El Ever Given, un barco de propiedad japonesa y con bandera de Panamá que lleva mercancías entre Asia y Europa, se quedó atascado el martes en un tramo de una dirección en el canal.
Desde entonces, las autoridades no consiguen sacar el barco y el tráfico por el canal -valorado en unos 9.000 millones de dólares al día- se ha paralizado.
La situación es un nuevo revés para una red global de transporte de mercancías ya presionada por la pandemia del coronavirus.

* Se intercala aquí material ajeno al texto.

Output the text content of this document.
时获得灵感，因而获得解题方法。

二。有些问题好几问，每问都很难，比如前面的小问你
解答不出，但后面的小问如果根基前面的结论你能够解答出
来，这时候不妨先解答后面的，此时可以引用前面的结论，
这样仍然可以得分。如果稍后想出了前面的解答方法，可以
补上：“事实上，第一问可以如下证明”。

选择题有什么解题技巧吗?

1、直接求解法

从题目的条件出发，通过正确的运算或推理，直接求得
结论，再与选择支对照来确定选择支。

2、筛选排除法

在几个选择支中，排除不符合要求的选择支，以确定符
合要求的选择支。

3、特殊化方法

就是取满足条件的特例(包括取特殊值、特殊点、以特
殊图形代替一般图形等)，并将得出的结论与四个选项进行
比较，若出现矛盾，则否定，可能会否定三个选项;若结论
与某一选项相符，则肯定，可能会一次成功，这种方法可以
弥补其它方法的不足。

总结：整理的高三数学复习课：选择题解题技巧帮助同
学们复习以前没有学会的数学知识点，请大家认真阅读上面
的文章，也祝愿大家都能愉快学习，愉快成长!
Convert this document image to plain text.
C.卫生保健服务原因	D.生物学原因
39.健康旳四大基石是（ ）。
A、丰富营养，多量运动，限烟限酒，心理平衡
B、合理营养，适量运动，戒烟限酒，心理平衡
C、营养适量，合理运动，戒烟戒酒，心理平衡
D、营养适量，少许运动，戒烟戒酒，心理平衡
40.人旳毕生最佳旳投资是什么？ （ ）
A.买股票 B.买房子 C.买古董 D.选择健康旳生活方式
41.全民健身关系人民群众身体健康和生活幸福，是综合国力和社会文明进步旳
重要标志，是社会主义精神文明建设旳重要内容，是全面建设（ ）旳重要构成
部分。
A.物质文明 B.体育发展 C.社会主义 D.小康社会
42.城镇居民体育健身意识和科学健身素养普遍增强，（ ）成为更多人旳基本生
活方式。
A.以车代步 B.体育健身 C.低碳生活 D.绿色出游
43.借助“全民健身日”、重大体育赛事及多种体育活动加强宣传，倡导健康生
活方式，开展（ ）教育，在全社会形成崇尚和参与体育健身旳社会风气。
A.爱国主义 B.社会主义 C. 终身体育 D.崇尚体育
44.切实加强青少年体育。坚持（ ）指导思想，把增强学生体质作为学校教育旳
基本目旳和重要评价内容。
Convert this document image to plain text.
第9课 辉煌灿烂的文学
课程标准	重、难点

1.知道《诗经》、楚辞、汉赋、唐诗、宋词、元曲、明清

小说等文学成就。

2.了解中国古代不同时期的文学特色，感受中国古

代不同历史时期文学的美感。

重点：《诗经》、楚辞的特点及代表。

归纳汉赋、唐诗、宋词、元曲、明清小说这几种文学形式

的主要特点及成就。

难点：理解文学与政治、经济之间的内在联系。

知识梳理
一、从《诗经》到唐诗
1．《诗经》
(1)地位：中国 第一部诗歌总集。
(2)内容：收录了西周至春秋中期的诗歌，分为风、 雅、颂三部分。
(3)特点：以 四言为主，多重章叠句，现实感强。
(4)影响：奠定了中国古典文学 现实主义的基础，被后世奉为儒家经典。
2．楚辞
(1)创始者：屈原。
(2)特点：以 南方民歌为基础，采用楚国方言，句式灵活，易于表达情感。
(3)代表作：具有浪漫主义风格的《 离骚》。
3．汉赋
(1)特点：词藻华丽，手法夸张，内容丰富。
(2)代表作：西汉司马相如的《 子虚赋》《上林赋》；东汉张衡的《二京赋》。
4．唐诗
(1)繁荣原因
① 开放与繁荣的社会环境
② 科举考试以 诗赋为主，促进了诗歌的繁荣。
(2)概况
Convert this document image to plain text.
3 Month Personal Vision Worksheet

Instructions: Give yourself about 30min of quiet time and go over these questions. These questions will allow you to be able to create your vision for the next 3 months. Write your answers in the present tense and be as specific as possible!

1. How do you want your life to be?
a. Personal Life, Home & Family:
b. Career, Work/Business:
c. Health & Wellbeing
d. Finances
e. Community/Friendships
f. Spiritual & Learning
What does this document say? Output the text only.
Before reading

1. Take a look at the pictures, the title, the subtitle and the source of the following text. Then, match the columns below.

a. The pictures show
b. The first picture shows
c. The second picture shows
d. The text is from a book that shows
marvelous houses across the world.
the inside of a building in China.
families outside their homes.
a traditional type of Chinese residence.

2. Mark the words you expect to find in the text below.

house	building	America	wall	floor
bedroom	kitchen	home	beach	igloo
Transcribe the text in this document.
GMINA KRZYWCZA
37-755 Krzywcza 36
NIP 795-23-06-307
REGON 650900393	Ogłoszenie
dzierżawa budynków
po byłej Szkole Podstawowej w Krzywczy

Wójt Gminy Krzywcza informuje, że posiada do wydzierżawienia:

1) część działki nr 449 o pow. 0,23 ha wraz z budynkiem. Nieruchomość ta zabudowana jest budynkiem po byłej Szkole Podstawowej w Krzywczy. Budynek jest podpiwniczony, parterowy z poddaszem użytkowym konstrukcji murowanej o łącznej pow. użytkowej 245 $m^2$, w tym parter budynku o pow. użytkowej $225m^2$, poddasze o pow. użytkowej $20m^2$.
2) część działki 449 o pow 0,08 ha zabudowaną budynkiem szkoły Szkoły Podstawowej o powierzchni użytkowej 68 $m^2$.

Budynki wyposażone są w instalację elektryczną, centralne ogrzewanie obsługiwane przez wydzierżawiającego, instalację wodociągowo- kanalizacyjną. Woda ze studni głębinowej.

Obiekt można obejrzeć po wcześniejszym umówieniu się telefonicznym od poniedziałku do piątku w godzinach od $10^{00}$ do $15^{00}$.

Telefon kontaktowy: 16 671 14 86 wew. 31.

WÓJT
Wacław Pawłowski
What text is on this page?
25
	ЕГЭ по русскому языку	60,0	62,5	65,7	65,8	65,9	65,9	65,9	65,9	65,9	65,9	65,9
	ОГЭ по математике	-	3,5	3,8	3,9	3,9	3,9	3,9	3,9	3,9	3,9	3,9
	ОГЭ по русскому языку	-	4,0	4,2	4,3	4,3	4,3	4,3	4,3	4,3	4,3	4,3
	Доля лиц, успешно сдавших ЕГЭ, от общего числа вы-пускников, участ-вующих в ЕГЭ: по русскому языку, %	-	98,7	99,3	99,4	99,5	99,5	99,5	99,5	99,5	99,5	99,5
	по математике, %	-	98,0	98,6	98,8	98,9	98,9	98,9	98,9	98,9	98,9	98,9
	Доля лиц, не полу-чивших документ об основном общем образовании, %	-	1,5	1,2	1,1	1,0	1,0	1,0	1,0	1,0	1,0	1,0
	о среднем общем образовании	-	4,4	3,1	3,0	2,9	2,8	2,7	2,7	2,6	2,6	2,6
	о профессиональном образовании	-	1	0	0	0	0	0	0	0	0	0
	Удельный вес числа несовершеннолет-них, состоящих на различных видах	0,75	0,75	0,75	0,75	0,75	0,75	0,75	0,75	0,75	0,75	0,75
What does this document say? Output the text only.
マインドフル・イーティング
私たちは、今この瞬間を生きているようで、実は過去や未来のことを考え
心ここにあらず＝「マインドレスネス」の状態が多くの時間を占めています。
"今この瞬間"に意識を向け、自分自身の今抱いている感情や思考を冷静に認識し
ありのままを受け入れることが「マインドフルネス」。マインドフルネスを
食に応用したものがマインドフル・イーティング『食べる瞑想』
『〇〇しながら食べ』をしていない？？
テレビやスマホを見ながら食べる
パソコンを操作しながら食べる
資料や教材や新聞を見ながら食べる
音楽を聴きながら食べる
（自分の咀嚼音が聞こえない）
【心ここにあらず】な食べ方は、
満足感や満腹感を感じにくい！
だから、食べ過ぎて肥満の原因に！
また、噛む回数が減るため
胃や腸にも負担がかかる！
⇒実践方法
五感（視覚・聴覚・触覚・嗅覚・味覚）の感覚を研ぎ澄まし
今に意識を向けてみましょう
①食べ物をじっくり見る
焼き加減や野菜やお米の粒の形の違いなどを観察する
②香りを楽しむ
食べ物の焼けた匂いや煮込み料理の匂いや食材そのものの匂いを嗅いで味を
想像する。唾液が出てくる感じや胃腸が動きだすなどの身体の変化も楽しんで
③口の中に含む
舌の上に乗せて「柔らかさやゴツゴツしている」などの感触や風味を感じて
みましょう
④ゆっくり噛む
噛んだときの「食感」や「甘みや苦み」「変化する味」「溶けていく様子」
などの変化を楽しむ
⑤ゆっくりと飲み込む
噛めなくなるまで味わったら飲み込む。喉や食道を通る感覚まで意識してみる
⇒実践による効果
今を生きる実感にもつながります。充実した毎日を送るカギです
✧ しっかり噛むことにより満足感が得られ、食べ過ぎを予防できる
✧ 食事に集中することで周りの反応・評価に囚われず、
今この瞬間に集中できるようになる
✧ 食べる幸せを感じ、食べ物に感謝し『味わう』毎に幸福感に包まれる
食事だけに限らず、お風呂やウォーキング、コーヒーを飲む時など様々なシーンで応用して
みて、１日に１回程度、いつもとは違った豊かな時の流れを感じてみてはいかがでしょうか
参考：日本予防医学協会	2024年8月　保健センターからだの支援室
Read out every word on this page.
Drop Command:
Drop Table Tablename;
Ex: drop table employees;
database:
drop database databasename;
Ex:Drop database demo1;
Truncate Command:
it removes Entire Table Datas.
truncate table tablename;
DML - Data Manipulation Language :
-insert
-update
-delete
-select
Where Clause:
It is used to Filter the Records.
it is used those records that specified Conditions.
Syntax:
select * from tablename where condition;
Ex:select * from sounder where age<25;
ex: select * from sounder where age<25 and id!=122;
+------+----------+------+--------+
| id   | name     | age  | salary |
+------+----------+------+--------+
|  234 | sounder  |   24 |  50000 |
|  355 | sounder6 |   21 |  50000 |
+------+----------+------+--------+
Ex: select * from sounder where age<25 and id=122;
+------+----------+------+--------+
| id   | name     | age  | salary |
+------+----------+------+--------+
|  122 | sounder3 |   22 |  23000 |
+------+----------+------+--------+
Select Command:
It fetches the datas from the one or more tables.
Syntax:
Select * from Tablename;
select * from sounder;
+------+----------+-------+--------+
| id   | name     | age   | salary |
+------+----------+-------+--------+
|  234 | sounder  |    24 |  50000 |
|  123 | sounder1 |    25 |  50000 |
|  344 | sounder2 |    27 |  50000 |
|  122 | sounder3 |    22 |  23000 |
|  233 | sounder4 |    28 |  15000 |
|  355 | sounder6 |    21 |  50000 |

Las remolcadoras Alp Guard, de bandera holandesa, y el Carlo Magno, de bandera italiana, que acudían al lugar para asistir a otros barcos remolcadores ya en el lugar, llegaron el domingo por la mañana al Mar Rojo, cerca de la ciudad de Suez, según datos de satélite de MarineTraffic.com
Los trabajadores tenían previsto hacer dos intentos el domingo por liberar el barco coincidiendo con la pleamar, según dijo un piloto destacado de la autoridad del canal.
“El domingo es muy crucial”, dijo. “Determinará el próximo paso, que probablemente implica al menos la descarga parcial del buque”.
El responsable de la Autoridad del Canal de Suez dijo el sábado a los periodistas que el fuerte viento no había sido “la única causa” del siniestro, lo que parecía contradecir afirmaciones de otras partes.
El teniendo general Osama Rabei dijo que había una investigación en marcha, pero que no se descartaba un error humano o técnico.
Rabei dijo que seguía confiando en que el dragado pudiera liberar el barco sin necesidad de retirar su cargamento, aunque añadió que “estamos en una situación difícil, es un mal incidente”.
Cuando se le preguntó cuándo esperaba liberar el barco y reabrir el canal, dijo: “No puedo decirlo, porque no lo sé”.